The men at VSP were questioned about their childhood experiences, according to Henson. The questions were related to verbal, physical, emotional and even sexual abuse. As the questions were read, men who had experience with the issue at hand were asked to take a step forward. Many of them stepped further and further into the circle.
“I sat down with Fritzi and told her about this book that changed my life called ‘The Body Keeps the Score,’” Henson said. “Fritzi’s eyes lit up. She said, ‘That’s the book that changed my life.’”
Dr. Bessel van der Kolk is the author of “The Body Keeps the Score.” He also now assists Horstman with CPP.
On the third day of the event, the circle was cut in half, and Dr. Burke-Harris stepped inside to speak to the men.
“Gov. Newsom sent me here to tell you all that you matter,” she said, according to Henson. “You have not been forgotten.”
Burke-Harris is the author of “The Deepest Well: Healing the long-term effects of childhood adversity.” She encouraged the men to focus on healing from the ACEs that led to their incarceration.
“Adverse childhood experiences are an epidemic,” Burke-Harris told Spectrum News. “It’s a public health crisis. It affects everything from our learning to our health, to our behavior to our mental health and development.”
According to Burke-Harris, more than 20,000 healthcare providers have been trained since January 2020 on how to treat patients with evidence-based interventions.
“We have the power to change outcomes. ACE’s are not destiny,” she said.

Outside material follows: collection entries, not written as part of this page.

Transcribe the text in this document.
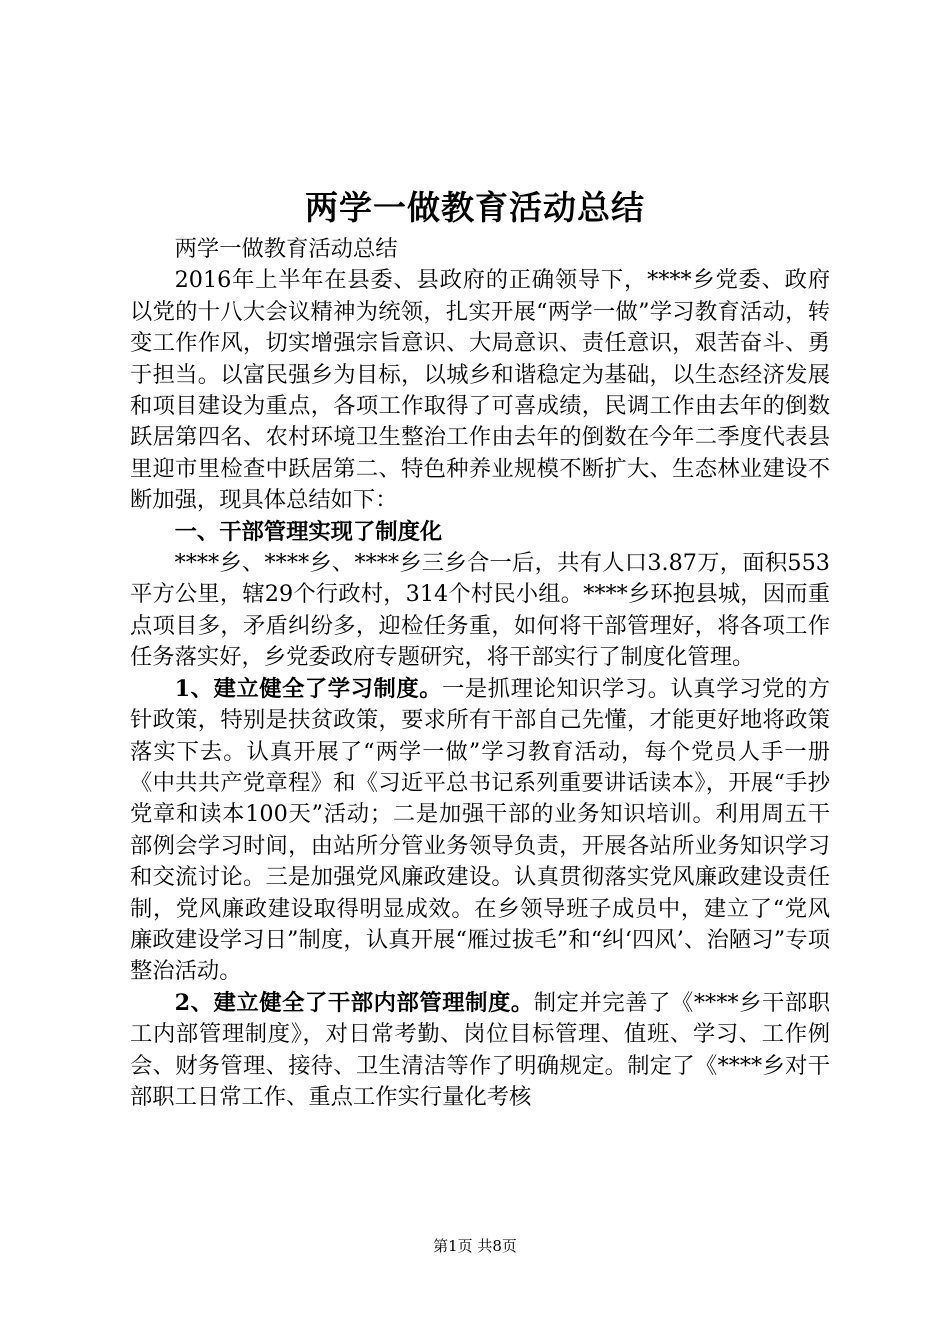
两学一做教育活动总结

两学一做教育活动总结

2016年上半年在县委、县政府的正确领导下，****乡党委、政府以党的十八大会议精神为统领，扎实开展“两学一做”学习教育活动，转变工作作风，切实增强宗旨意识、大局意识、责任意识，艰苦奋斗、勇于担当。以富民强乡为目标，以城乡和谐稳定为基础，以生态经济发展和项目建设为重点，各项工作取得了可喜成绩，民调工作由去年的倒数跃居第四名、农村环境卫生整治工作由去年的倒数在今年二季度代表县里迎市里检查中跃居第二、特色种养业规模不断扩大、生态林业建设不断加强，现具体总结如下：

一、干部管理实现了制度化

****乡、****乡、****乡三乡合一后，共有人口3.87万，面积553平方公里，辖29个行政村，314个村民小组。****乡环抱县城，因而重点项目多，矛盾纠纷多，迎检任务重，如何将干部管理好，将各项工作任务落实好，乡党委政府专题研究，将干部实行了制度化管理。

1、建立健全了学习制度。一是抓理论知识学习。认真学习党的方针政策，特别是扶贫政策，要求所有干部自己先懂，才能更好地将政策落实下去。认真开展了“两学一做”学习教育活动，每个党员人手一册《中共共产党章程》和《习近平总书记系列重要讲话读本》，开展“手抄党章和读本100天”活动；二是加强干部的业务知识培训。利用周五干部例会学习时间，由站所分管业务领导负责，开展各站所业务知识学习和交流讨论。三是加强党风廉政建设。认真贯彻落实党风廉政建设责任制，党风廉政建设取得明显成效。在乡领导班子成员中，建立了“党风廉政建设学习日”制度，认真开展“雁过拔毛”和“纠‘四风’、治陋习”专项整治活动。

2、建立健全了干部内部管理制度。制定并完善了《****乡干部职工内部管理制度》，对日常考勤、岗位目标管理、值班、学习、工作例会、财务管理、接待、卫生清洁等作了明确规定。制定了《****乡对干部职工日常工作、重点工作实行量化考核

第1页 共8页
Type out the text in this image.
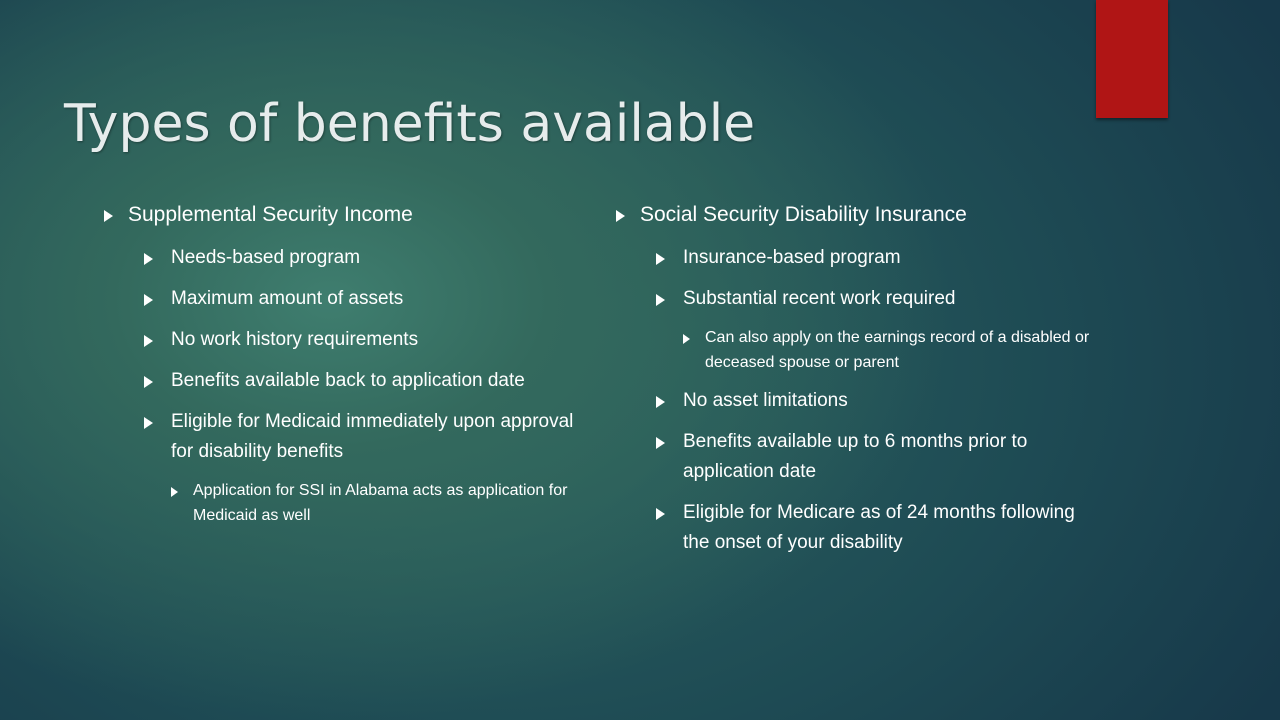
Types of benefits available

Supplemental Security Income

Needs-based program

Maximum amount of assets

No work history requirements

Benefits available back to application date

Eligible for Medicaid immediately upon approval for disability benefits

Application for SSI in Alabama acts as application for Medicaid as well

Social Security Disability Insurance

Insurance-based program

Substantial recent work required

Can also apply on the earnings record of a disabled or deceased spouse or parent

No asset limitations

Benefits available up to 6 months prior to application date

Eligible for Medicare as of 24 months following the onset of your disability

At San Quentin State Prison, men learn to process trauma and turn it into healing by participating in self-help programs like Guiding Rage Into Power (GRIP). The group was started by Jacques Verduin a decade ago. Verduin has graduated hundreds of men who have experienced childhood trauma.
“Focusing on trauma is the beginning of healing,” said SQ resident Arthur Jackson, who graduated from GRIP a few years ago and now helps facilitate the program. “It is the root of the problem.”
“Hurt people hurt people,” he said. “Without knowing how to identify and deal with the trauma in our lives, we stuff it until we end up lashing out and hurting others.”
Dennis Jefferson also graduated from GRIP and now helps facilitate the program.
“The way we act in the present moment is tied to whatever happened to us in the past,” he said.
“It all goes back to that original pain,” Jefferson continued. “Our bad behavior is always tied to past trauma, and we have to recognize it in order to stop the behavior.”
For Henson, meeting Horstman and Burke-Harris “was a historic event.”
There was a moment when many of the volunteers that visited VSP surrounded the men and held up signs that read “YOU MATTER.”
Tears started to flow down some of the men’s faces, wrote Henson. He believes it was probably the first time many of them heard those words.
Disclaimer: The views in this article are those of the author. Prison Journalism Project has verified the writer’s identity and basic facts such as the names of institutions mentioned.